If you want to find out whether you qualify for the NICs holiday, you can go online and look up your salary history. Alternatively, you can call HMRC on 0300 123 5000. They will ask you questions about your employment status and the number of hours worked each week.
Completing your NICs holiday end-of-year return
The New Zealand Income Tax Act requires employers to include employee NICs holidays in their annual salary packages. This includes paid public holidays, Christmas Day and Boxing Day. If you are unsure whether your employer pays for NICs holidays, check out our guide here.
If you don’t receive your NICs holiday pay, make sure you complete your tax return before 31 December. You can do this online via MySuper, or download the form and print it off.
Reviewing your payment record
If you are receiving a monthly statement from HMRC, it is likely that you have paid some tax during the previous month. You can check the status of your payments online.
The following information is required to make sure you pay the correct amount of tax:
• Your name
• Your National Insurance number
• The date you became eligible to receive income related benefits
• The amount of income related benefit you received in the previous month
You can find out how much tax you owe by logging into the Tax Calculator. This tool allows you to calculate what you owe based on the amounts shown on your statements.
The government wants employers to record information about their workers’ annual holidays. This includes whether they are entitled to paid time off, how much they’re owed, what days they’ve taken, and when they’ll be returning to work. Employers must retain records for three years after it becomes clear that no further claims will be made. They must also send out reminders to affected employees every six months.
Decisions and appeals
Employers are responsible for ensuring that their workers are correctly registered for NIC payments. This includes those who work within the UK and those working abroad.
Businesses should check their records frequently to make sure they are paying the correct amount of NICs. If you discover discrepancies, contact HMRC immediately.
Frequently Asked Questions
What if I earn less than the weekly/monthly minimum?
If you earn less than the weekly or monthly thresholds, you don’t pay any NIC. You’re still entitled to receive contributory benefits and the State Pension, though.
You’ll see this reflected in your records as ‘NIC credit’. However, it won’t affect what you contribute to the system, and you won’t get any benefit payments linked to it.
In some cases, you might get NI credited even though you don’t actually owe anything – for example, if someone else pays your NIC for you.

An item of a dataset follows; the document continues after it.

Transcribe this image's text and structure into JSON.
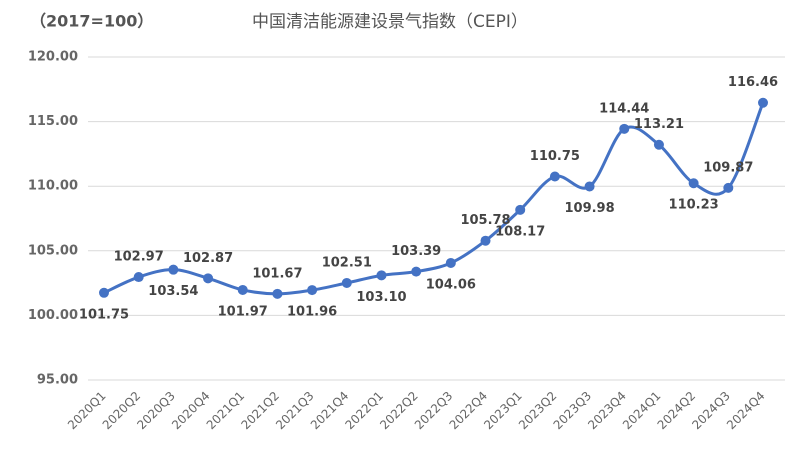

What if I work more than one job?
As well as paying tax on your second job, you might also have to pay NIC on that second income. But National Insurance operates in a very different way from income tax – and it could mean you get less money out of your earnings.
With tax there is a single, tax-free amount available for every individual per tax year. This is called the personal allowance. If you earn more than the personal allowance (£10,500 in 2020/21), you are taxed at 40%.
For National Insurance there is a different limit for each job. So if you work part-time, you will usually have a lower NI limit than someone working full-time.
The limits are:
£190 (from 6 April 2021 to 5 July 2022) or
£242 (from 6 July 2022 to 5 April 2024).